時は過ぎ、私と青画さまは揃って高校を卒業した。高校での私の任務は、護衛だけでなく、変な虫がつかないように牽制し、情報を統制すること。めちゃめちゃカッコよくなられた青画さまの聖域を守るのは――――ある意味で護衛任務よりも大変でした……。
卒業後、青画さまは東京の大学へ。

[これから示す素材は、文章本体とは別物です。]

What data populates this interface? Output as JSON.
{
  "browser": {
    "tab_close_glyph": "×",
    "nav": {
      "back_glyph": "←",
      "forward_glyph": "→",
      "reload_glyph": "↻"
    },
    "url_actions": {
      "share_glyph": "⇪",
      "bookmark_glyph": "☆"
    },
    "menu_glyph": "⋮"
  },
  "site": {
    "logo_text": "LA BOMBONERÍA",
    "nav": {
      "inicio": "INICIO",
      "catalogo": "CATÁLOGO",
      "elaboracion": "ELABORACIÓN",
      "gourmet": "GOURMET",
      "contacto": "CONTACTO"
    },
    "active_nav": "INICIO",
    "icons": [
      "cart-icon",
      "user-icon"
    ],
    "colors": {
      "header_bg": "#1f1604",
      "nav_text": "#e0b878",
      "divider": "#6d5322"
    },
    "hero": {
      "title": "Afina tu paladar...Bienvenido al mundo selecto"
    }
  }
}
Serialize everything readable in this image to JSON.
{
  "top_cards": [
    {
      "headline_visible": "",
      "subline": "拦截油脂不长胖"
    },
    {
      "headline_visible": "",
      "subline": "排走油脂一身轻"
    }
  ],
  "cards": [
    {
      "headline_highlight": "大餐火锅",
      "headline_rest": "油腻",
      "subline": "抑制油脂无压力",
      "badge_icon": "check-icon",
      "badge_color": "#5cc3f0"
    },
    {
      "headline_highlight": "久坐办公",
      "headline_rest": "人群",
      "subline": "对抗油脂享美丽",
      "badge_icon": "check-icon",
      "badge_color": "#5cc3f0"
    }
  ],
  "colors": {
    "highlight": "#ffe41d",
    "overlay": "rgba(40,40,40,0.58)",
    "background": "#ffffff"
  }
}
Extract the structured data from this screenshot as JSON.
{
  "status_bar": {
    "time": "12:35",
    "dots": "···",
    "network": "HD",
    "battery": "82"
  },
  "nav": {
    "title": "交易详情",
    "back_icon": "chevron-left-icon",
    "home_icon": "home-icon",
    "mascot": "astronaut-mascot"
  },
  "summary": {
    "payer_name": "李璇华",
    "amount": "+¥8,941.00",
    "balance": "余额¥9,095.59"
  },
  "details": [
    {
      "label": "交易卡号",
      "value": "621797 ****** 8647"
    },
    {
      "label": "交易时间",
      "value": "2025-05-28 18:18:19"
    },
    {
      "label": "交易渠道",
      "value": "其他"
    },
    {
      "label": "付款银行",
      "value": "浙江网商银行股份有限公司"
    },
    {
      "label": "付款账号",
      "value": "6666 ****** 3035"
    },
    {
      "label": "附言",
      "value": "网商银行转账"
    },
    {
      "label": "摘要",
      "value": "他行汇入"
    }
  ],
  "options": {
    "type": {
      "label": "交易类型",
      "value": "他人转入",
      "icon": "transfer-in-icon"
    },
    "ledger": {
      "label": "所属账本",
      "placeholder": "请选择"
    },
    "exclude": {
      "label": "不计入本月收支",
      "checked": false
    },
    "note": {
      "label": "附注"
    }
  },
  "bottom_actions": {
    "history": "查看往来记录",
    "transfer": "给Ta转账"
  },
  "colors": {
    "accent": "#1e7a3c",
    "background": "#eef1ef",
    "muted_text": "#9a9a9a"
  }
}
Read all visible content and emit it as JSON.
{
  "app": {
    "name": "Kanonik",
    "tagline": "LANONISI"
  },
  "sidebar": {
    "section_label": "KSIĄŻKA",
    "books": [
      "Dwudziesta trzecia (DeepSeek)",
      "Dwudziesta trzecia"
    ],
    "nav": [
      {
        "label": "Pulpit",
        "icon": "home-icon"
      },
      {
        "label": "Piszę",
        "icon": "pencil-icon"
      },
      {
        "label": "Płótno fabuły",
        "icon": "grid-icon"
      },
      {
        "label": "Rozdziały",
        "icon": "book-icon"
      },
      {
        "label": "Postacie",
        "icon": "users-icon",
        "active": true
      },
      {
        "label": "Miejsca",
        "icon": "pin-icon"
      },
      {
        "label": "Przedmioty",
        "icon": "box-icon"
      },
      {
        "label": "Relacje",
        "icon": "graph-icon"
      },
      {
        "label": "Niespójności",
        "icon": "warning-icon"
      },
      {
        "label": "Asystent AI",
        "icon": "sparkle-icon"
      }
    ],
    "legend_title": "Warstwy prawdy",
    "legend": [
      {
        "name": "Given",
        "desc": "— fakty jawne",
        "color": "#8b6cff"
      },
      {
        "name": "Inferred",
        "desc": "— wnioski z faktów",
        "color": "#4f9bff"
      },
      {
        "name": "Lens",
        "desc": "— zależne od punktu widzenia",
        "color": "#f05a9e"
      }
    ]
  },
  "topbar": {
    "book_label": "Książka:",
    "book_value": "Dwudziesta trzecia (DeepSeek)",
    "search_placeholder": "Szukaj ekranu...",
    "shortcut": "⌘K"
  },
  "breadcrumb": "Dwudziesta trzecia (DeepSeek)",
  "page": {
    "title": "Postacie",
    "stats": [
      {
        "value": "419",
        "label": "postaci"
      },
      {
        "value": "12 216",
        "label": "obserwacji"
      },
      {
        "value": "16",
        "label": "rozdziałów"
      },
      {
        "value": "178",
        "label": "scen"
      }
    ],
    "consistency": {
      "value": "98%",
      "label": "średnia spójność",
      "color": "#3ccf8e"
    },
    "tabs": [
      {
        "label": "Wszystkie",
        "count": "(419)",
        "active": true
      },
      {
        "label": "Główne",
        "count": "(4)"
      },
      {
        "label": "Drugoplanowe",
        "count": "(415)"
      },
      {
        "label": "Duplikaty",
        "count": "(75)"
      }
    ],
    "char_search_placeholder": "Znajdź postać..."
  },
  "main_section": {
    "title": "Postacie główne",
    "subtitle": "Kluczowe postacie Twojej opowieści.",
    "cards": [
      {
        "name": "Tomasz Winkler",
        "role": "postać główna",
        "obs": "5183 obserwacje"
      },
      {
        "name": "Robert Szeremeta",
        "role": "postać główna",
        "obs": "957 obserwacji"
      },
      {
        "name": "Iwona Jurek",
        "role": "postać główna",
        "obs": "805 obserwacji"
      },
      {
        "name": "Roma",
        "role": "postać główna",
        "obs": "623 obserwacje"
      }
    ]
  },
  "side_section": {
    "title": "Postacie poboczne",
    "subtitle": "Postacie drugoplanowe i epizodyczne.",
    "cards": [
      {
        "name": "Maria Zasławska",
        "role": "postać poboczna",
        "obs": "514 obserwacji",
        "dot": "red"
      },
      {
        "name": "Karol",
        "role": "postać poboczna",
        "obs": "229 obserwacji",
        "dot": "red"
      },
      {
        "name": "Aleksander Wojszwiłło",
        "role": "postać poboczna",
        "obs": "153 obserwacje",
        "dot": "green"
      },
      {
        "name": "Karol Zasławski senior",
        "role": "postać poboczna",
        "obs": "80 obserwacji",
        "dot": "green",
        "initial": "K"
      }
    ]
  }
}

護衛任務は一旦終了となりました。
そして私は――――
「望月、本当に英国に行くのか?」
「はい、お祖母さまにもお会いしたいですし……もしかして寂しいんですか?」
「ああ、とても寂しい」
「あ、あのですね……普通は寂しいわけないだろって強がるものなんですよ」
もう……相変わらずの直球なんですから……。
「必ず世界一のメイドになって戻ってきます」
青画さまの専属メイドなのですから世界一が最低条件です。
そして――――護衛としても諜報員としても、誰よりも強く、優秀でなければなりません。
青画さまと大切な家族を――――この世のあらゆる悪意や危険から守るために。
「そういえば本当に描き直さなくて良いのか?」
「はい、世界一になったらお願いします」
灰月クラリスの原点は青画さまにいただいたあの絵ですから。
灰月クラリスのもう一つ特殊な点は、青画が小学生の時に描いたイラストを使用していること。もちろん今の青画のイラストとは比べようもないけれど――――それでも素朴で味のある、心のこもったそのビジュアルだからこそ、彼女をトップVへのし上げた原動力の一つとなっている。
ちなみに朱璃は、青画のイラストに灰月クラリスと同じ衝撃を受けたからこそ、専属契約をオファーしている。そういう意味では、不思議な縁というのは存在しているのかもしれない。